I've heard the effect of internet compared to the effect of the printing press.

For the people on the other side of the curve from the village idiot that was true. Before the internet we (on HN I think most of us are on that side of the curve justifying the use of "we" here) had libraries and we had elaborate systems for indexing and searching [1] and providing notification of new information in our areas of interest.

We could do then most of what we now do on the internet as far as getting and processing information is concerned, just slower and we usually had to be fully clothed while doing it.

Like the printing press, what the internet did for us was make it so we could get that information faster, cheaper, and we could do it from home in whatever state of undress suited us.

For people on the village idiot side of the curve, the invention of the internet was not like invention of the printing press.

It was like the discovery of fire.

[1] A good example is a law library. Besides the books that contained the chronological record of cases and decisions from a given court, we had books that organized those cases by topic, books that provided summaries of the key legal points of each case, organized by topic, books that provided cross references for each case showing what later cases cited it, which points of the case they cited it for, and whether those citations were agreeing with it or overruling it.

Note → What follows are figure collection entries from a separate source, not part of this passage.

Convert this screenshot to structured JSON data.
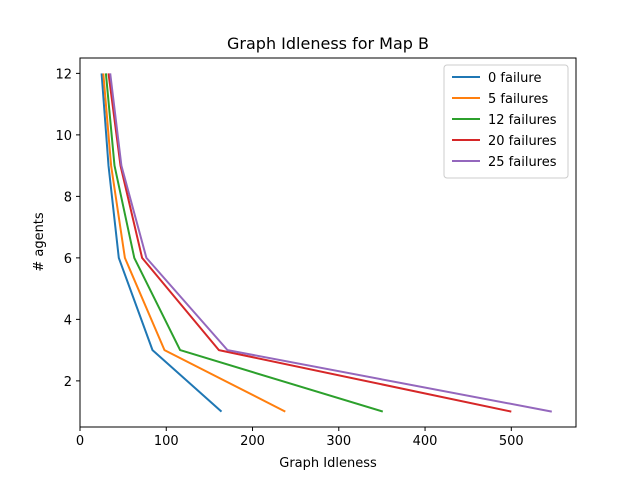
{
  "chart_data": {
    "type": "line",
    "title": "Graph Idleness for Map B",
    "xlabel": "Graph Idleness",
    "ylabel": "# agents",
    "xlim": [
      0,
      575
    ],
    "ylim": [
      0.5,
      12.5
    ],
    "xticks": [
      0,
      100,
      200,
      300,
      400,
      500
    ],
    "yticks": [
      2,
      4,
      6,
      8,
      10,
      12
    ],
    "grid": false,
    "legend_position": "top-right",
    "series": [
      {
        "name": "0 failure",
        "color": "#1f77b4",
        "x": [
          164,
          84,
          45,
          33,
          25
        ],
        "y": [
          1,
          3,
          6,
          9,
          12
        ]
      },
      {
        "name": "5 failures",
        "color": "#ff7f0e",
        "x": [
          238,
          98,
          52,
          36,
          27
        ],
        "y": [
          1,
          3,
          6,
          9,
          12
        ]
      },
      {
        "name": "12 failures",
        "color": "#2ca02c",
        "x": [
          351,
          116,
          63,
          40,
          30
        ],
        "y": [
          1,
          3,
          6,
          9,
          12
        ]
      },
      {
        "name": "20 failures",
        "color": "#d62728",
        "x": [
          500,
          161,
          72,
          47,
          33
        ],
        "y": [
          1,
          3,
          6,
          9,
          12
        ]
      },
      {
        "name": "25 failures",
        "color": "#9467bd",
        "x": [
          547,
          171,
          77,
          48,
          35
        ],
        "y": [
          1,
          3,
          6,
          9,
          12
        ]
      }
    ]
  }
}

Notably, the printing press didn't immediately make good knowledge more accessible. A press was a very expensive, risky investment, and so was the typesetting of any particular content. The first killer apps were indulgences and polemic pamphlets. So basically a money racket and influencer content. Not much has changed.


Could you please expand upon how it was like the 'discovery of fire'? There are many ways to interpret this, and I'm not certain I know what you are saying.


Giving fire to a society that does not have it greatly increases their power and efficiency to a much greater extent than does giving the printing press to a society that not have it.

So what I'm saying is that while the invention of the internet was a big change to everyone, for those on the other half of the curve from the village idiots it was a change that let them do things they were already doing but faster and more efficiently (an evolutionary rather than a revolutionary step, much like the Gutenberg's printing press was to 15th century Europe), but for those down in village idiot territory it allowed them to do things with information that they had not been able to do before such as large scale collaboration (a revolutionary change rather than an evolutionary change, much like the discovery of fire was for early humans.


So Tim Berners-Lee and Mark Andreesen are our modern Prometheus? Eagles picking their livers at dusk forever more?


The "peer to peer idiot networking and amplification" effect you mention is real but it's dangerous, or at least wildly inaccurate, to explain the rise of our "disinformation society" by dismissing the culprits as "idiots." Many of them are, but...

Look at the politicians and others pushing blatant disinformation and profiting from it. They are doing this with a great degree of skillful malice. Nobody listens to actual idiots; they want to emulate and follow the successful/powerful people who are savvy enough to hone their message and their image.

Look at the people swallowing these lies. Many of them are generally intelligent and/or successful people. Many Trump supporters are quite successful and affluent. However, their faith in actual academics, experts, and traditional institutions has been shattered, leaving uniquely susceptible to malignant influences who are eager to fill this "trust vacuum."


This is it. Whoever builds a study around this phenomenon will have it named after them.